僕は食事の手を止め、フォークを脇に置き、彼女を見た。

「こんなにすごいもの、たくさんの情熱を注いだもの、絶対にちゃんと撮って、ファンのみんなに見せたいし、友達にも自慢したいだろ。ただ記録するっていう方法のせいで、見た目や品質が損なわれるなんて、絶対に悔しいはずだ」

「え?浅村さん?」

「是非、動画の撮影を手伝わせてください。この手間のかかった食事へのお返しとかじゃなく、僕自身が、こんなに美味しいものを伝えていきたいし、君が動画の中で何の気兼ねもなく全力で実力を発揮して、みんなに認められるっていう、その誇りを味わえるようにしたいんだ!」

僕は立ち上がり、ソファの方向に向かって深々とお辞儀をした。

「何言ってるの…?」

相手が少し涙ぐんだ声で言うのが聞こえ、僕は顔を上げて彼女の方を見た。

「泣かせないでよ。浅村さんが、わけのわからないことばかり言うから」

相手は僕に背を向け、手で顔を拭っている。

またやってしまったのか、この、僕にも痛いほどわかる気持ちのせいで、興奮して。

僕も、数え切れないほど試した。でも、どうしてもパンケーキの内部のふわふわ感を保つことができなくて、最終的な完成品はやっぱりただのホットケーキだった。
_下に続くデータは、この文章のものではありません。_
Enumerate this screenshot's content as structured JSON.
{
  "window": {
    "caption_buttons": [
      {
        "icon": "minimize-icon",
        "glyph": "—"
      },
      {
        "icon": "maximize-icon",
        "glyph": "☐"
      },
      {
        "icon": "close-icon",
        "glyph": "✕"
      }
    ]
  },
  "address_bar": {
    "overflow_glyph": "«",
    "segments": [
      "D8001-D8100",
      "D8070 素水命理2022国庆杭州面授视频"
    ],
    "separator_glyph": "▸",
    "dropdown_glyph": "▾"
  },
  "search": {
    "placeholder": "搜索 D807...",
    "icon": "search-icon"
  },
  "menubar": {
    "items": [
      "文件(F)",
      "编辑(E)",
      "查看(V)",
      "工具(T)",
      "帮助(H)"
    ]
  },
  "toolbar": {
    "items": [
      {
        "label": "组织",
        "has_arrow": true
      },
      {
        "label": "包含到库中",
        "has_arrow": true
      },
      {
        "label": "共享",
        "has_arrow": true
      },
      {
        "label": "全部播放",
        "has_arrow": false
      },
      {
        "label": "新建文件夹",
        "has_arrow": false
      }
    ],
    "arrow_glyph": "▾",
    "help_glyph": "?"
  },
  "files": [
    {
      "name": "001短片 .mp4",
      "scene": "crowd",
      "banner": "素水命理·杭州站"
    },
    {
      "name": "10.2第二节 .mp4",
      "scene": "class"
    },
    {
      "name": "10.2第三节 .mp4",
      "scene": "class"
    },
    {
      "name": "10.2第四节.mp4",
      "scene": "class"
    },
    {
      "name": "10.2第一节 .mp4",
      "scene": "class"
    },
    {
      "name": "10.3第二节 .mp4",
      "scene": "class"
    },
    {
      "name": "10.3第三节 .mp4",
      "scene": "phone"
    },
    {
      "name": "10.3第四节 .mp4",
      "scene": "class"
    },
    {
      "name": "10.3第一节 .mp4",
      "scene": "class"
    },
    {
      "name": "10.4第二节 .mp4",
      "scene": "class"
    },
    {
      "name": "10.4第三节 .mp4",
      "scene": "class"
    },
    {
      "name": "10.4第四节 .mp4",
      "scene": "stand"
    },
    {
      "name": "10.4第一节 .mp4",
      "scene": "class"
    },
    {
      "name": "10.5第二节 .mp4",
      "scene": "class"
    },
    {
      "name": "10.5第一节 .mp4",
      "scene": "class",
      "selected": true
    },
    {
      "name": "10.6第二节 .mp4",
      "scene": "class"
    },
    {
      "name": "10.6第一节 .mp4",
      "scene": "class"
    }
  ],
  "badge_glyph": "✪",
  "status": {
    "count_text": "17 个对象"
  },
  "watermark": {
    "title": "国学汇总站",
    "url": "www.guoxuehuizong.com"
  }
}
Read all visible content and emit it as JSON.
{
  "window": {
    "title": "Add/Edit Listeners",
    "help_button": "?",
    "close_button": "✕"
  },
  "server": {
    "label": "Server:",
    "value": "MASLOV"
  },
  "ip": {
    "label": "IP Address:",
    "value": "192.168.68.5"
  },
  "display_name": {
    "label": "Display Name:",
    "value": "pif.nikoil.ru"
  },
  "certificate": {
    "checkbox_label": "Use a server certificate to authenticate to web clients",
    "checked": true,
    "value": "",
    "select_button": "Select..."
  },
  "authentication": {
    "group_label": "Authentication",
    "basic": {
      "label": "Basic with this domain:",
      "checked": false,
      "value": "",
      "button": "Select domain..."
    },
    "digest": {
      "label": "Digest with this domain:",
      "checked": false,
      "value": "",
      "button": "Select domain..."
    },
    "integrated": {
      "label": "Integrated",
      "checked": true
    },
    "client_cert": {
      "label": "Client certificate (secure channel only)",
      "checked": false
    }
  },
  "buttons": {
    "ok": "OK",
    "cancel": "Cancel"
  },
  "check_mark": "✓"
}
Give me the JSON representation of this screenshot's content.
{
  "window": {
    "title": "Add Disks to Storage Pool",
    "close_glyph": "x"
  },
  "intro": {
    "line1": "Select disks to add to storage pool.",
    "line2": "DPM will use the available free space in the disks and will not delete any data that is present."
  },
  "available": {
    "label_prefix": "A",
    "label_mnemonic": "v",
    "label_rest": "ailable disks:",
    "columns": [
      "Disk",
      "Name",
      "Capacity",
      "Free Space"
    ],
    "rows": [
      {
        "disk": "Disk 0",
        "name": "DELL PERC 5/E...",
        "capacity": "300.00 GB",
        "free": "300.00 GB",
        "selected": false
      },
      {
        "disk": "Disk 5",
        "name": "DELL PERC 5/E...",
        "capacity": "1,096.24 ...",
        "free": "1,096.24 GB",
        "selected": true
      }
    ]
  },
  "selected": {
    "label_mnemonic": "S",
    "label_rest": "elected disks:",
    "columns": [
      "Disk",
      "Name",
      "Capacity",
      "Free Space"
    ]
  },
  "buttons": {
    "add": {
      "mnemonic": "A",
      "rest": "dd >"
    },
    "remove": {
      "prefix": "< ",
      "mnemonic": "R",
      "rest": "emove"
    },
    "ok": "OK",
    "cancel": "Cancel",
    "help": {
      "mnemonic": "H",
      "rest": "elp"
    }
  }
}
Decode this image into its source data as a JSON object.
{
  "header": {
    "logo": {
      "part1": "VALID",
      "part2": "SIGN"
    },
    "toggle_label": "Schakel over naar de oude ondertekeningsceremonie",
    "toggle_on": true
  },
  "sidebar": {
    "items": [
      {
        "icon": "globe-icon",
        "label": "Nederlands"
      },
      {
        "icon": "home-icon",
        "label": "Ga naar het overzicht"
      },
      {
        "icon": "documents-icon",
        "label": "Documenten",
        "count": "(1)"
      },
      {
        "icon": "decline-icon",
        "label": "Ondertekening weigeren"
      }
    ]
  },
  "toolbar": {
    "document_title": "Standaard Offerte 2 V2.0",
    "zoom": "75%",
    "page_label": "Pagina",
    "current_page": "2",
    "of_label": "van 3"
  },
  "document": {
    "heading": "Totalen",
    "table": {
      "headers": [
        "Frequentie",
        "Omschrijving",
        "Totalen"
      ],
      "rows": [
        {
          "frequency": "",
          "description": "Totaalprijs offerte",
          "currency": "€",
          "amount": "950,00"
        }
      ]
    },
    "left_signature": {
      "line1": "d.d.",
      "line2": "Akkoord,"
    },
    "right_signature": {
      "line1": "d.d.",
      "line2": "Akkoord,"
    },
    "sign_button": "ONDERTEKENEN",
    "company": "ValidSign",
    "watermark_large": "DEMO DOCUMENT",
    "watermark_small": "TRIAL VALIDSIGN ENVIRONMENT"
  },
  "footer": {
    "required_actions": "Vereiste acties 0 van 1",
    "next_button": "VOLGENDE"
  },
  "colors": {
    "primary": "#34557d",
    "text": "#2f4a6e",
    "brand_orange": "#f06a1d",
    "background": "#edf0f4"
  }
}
でも、目の前にあるこの一皿、僕の心の中ではもう二度と超えることのできないフレンチスフレパンケーキは、彼女が僕以上に苦心し、たゆまぬ努力を重ねてきた証拠じゃないか。

心の中では、絶対に他の誰かに認めてもらいたいと思っているはずだ!

例えば、バスケットボールを愛する少年が、重病の母親の世話のために夢を追うことを諦めなければならなかったり。ダンスを愛する少女が、家庭の負担のために好きなことすべてを諦めざるを得なかったり。

様々な事情や原因のせいで、自分の実力を100%発揮できないこと。それは、誰だってものすごく悔しいはずだ。

自分の中の期待を裏切ってしまい、もっと上手くできるはずなのに人に見せることができない気持ち、やり直す気力はあっても実力が伴わない、この気持ち。動物だって共感できる。

相手がこちらに振り向こうとするのが見え、僕は再び視線を食卓と平行に戻した。

「もう、やめてください。早く座って。わかりましたから。食べ終わったら、野菜を買いに行かないと」

「ごめん、さっきは少し興奮しすぎた」

「いきなりそんなに私のことわかってくれるなんて、ずるい、ずるすぎるよ」



おかしいな。僕の部屋のドア、いつ開いたんだろう?

少しだけ開いている部屋のドアを見て、頭の中では、部屋から出てきた後にドアを開けた記憶がない。

「どうしたの、浅村さん?」

たぶん、考えすぎだろう。

僕は部屋のドアを閉め、玄関の方へ向かった。